We all have a spiritual history. Awareness of our history—experiences, stories, defaults, blindspots–allows us to be fair with the important children in our lives.
A personal example–one of my blindspots
My spiritual history contains a chapter of my life in which I insisted on getting people to agree with my religious perspective. I felt responsible for their faith decisions.
My shift from ignorance to awareness
I don’t recall when or how I shifted from ignorance to awareness. Suddenly I recognized each man, woman and child is on his or her own journey of spiritual discovery and it may take them somewhere different from mine. I backed away from playing God in the lives of my friends to understand God is guiding them on their own path. I carry the same attitude into my conversations with children now.
Notice how another parent was confronted with her own spiritual history– and ambivalence– as she tried to answer her child’s questions.
My husband and I were raised in a Catholic family although our parents never had us attend Mass unless it was for a wedding, etc. The other day, we were passing by this gorgeous church in downtown Oakland and my 3 1/2 year-old asked me what it was. I told her it was a church.
She said: “Is that a place to go for lunch?”
And then… I tried to find the words to explain that some people go there to think about loved ones that are gone, etc… Too complicated!!!!
Our view on spirituality is that we are non-religious persons believing that there is something or someone out there but we don’t really know what/who. And that religion is the answer to humans about everything we couldn’t understand, or to control population. How to explain this?
Questions to increase mindfulness of your spiritual history
- What do you remember about your first awareness of God?
- In what ways did your parents or other caregivers engage with your early spiritual development?
- What were your early ideas of what God was like? What positive emotions did you associate with God? What negative emotions?
- What stories did your parents tell you of their spiritual history?

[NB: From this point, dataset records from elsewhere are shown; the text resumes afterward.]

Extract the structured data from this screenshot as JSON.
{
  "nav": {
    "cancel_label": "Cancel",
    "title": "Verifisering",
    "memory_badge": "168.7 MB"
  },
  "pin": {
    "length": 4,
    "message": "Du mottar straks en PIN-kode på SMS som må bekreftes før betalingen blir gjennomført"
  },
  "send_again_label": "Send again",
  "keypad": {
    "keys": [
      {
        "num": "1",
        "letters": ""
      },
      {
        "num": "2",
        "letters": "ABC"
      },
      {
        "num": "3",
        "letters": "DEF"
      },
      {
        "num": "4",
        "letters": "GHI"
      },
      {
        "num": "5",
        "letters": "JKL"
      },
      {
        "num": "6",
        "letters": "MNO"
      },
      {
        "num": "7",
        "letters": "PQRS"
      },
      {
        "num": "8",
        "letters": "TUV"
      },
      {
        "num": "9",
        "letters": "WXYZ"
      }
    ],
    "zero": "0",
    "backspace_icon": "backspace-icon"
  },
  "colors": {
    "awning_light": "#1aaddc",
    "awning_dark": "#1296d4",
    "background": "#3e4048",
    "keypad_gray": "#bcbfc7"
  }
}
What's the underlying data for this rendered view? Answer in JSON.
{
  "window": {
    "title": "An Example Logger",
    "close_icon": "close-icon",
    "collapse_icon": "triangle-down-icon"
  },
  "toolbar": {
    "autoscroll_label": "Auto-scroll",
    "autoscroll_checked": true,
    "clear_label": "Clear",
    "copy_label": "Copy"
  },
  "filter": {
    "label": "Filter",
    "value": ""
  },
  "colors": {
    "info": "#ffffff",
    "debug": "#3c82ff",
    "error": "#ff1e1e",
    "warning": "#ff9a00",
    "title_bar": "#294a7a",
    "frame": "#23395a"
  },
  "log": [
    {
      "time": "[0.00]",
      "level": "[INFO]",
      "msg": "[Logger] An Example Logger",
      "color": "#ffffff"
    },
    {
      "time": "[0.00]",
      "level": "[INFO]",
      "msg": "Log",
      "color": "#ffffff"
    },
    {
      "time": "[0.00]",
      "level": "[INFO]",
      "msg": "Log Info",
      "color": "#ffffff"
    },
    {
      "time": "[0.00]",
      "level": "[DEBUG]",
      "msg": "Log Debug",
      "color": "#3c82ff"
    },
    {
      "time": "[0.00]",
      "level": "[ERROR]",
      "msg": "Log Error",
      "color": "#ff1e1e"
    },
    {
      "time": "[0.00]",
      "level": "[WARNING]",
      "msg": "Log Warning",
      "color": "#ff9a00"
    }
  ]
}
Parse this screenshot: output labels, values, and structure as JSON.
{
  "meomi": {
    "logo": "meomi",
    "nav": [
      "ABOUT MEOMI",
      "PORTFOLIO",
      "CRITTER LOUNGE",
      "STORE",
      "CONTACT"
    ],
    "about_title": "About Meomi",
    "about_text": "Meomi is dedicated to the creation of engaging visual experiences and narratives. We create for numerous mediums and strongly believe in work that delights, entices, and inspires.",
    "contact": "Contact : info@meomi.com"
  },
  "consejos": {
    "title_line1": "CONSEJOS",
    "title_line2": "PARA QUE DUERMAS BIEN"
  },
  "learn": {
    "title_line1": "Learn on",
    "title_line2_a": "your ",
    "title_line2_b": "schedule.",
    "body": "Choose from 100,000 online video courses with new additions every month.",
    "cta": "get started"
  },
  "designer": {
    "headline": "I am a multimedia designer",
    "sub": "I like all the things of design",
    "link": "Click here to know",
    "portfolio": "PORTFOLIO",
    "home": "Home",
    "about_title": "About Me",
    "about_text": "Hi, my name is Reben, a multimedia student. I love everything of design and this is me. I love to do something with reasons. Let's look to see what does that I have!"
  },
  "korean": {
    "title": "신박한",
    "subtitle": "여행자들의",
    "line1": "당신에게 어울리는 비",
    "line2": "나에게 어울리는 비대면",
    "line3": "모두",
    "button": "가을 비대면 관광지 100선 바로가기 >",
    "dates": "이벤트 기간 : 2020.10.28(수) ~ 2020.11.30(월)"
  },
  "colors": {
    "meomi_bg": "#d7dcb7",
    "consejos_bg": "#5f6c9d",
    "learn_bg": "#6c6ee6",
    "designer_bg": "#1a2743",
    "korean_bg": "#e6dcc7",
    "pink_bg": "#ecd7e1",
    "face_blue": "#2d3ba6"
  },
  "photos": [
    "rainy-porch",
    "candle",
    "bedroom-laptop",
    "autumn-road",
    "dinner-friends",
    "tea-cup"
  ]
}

Tweetable: Awareness of our spiritual history increases the likelihood we’ll be fair when we discuss religion with kids. Click to Tweet
Love this article Janet. A close friend of mine was raised Catholic but has lapsed for many years (her word, not mine). Her husband was also raised Catholic, but I had no idea until two days ago when I learned they started going to mass together and plan to continue. Why all of a sudden? They are expecting their first child. I believe they are revisiting their personal histories so they are prepared to be fair when their little one desires to know more. God works in wonderful ways!